Il Comando tedesco prosegue intanto le sue trame spionistiche e il 5 novembre 1943 vengono riassunti i dati raccolti, con i quali si accertava con precisione l'esistenza del "Gruppo" partigiani con i suoi effettivi, le postazioni, le fortificazioni e il materiale bellico.

L'11 novembre il Segretario federale di Varese fece sapere al Col. "GIUSTIZIA" che era disposto a venire a trattative; a tale proposta il colonnello rispose negativamente riaffermando il proprio indomito spirito patriottico ed incitando i suoi uomini ad essere uniti, pronti a sostenere una impari lotta ormai prossima.

Quando il Comando tedesco ebbe la soffiata che i partigiani stavano preparando un collegamento radio con il Comando alleato, decise di passare all'attacco.

Nella notte dal 13 al 14 iniziò l'azione e le forze destinate a tale scopo ricevettero l'ordine di recarsi sul posto e di accerchiare la zona occupata dai partigiani, ma per un errore di indicazione le forze nazi-fasciste giunsero sulla località nelle prime ore del giorno.

Nel pomeriggio del 14 iniziò la battaglia vera e propria.

Lo schieramento principale tedesco riuscì ad impadronirsi dopo un'accanita lotta della vetta del S. Martino ed a catturare sei prigionieri. Col calare della notte subentrò una relativa calma e gli uomini si prepararono allo scontro dell'indomani, che si prevedeva duro ed aspro con scarsissime probabilità per i partigiani i quali si trovavano completamente assediati senza possibilità di aiuto.

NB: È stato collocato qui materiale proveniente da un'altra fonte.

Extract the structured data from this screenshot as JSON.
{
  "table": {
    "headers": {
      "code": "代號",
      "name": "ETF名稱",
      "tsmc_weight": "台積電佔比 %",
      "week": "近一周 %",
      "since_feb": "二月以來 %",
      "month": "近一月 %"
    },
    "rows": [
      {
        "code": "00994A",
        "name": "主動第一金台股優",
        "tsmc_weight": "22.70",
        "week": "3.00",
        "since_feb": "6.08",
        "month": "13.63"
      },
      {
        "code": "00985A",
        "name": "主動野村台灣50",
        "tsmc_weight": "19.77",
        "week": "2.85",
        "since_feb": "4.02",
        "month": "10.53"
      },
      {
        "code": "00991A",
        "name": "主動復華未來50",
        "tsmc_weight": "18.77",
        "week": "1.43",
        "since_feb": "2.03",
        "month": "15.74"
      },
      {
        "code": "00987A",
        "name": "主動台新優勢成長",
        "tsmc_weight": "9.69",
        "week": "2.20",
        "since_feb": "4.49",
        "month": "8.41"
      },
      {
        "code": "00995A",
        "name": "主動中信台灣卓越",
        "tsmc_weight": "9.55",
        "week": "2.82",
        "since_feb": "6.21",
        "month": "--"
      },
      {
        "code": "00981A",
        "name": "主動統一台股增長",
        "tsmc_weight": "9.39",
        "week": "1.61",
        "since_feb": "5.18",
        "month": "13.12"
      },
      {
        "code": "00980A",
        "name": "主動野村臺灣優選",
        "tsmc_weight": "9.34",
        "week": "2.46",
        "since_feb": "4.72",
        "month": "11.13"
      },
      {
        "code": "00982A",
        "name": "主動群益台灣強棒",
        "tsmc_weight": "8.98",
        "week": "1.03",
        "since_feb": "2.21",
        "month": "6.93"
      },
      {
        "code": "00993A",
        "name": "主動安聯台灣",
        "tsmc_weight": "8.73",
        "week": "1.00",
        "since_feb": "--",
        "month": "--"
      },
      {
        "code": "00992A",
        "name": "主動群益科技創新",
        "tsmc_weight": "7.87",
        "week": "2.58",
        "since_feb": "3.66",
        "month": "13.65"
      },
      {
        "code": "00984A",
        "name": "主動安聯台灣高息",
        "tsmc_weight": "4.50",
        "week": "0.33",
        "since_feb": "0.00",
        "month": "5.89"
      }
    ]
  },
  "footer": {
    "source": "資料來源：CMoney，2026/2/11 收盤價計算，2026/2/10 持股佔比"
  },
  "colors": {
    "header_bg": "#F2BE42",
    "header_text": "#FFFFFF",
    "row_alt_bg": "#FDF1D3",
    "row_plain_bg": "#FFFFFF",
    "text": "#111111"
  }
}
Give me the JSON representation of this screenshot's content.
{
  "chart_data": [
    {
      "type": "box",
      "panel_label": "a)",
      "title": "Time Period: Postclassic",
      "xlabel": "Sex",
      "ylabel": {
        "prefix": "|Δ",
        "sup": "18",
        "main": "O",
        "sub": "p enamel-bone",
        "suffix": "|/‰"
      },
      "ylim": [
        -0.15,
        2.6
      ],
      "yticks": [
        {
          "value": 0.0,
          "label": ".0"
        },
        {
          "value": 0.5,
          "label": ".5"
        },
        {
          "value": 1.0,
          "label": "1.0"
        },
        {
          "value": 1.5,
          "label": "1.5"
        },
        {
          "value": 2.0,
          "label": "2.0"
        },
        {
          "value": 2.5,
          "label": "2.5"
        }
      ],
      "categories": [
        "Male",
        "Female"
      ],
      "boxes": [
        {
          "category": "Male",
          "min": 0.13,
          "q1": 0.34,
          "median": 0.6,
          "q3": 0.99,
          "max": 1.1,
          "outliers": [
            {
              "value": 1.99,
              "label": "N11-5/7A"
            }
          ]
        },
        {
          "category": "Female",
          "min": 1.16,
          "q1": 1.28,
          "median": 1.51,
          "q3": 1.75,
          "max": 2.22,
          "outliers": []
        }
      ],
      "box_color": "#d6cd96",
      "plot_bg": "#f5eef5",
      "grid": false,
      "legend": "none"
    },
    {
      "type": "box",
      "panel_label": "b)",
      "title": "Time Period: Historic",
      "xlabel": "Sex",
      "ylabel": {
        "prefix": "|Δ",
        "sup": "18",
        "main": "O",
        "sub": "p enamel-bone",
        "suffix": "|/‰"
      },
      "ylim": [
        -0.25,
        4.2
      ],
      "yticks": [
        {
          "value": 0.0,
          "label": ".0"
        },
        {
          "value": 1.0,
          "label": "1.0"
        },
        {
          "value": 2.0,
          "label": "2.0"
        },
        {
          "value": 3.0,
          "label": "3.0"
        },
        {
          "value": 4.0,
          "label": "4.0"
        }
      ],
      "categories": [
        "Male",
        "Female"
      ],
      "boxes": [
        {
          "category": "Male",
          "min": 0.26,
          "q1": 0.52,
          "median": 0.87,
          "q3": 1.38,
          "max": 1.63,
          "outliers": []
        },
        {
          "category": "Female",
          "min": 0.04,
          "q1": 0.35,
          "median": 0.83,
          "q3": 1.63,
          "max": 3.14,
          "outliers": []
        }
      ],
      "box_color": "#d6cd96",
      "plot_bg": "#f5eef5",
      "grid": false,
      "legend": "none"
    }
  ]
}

All'alba del giorno 15 i tedeschi iniziarono nuovamente l'attacco da S. Michele con forze raddoppiate con l'appoggio di tre bombardieri che colpirono in pieno la Caserma di Vallata. Verso le 17.30, l'esito del combattimento volse a favore degli attaccanti i quali, però, furono indotti a maggior cautela dal sopraggiungere della notte. Fu così possibile la ritirata; radunati gli uomini rimasti il Ten. Col. Croce decise di portarli in salvo raggiungendo il confine svizzero. Mediante una fortunata marcia notturna il "GRUPPO" passò il confine alle 2.30. Padre Mario rimase in Italia a compiere la sua missione aiutando i feriti che non avevano potuto seguire i fuggiaschi nella loro marcia.

I cadaveri dei partigiani ebbero quantomeno una degna sepoltura grazie al Mons. Prevosto di Canonica il quale fu poi interrogato e costretto a una peregrinazione dal Questore di Varese.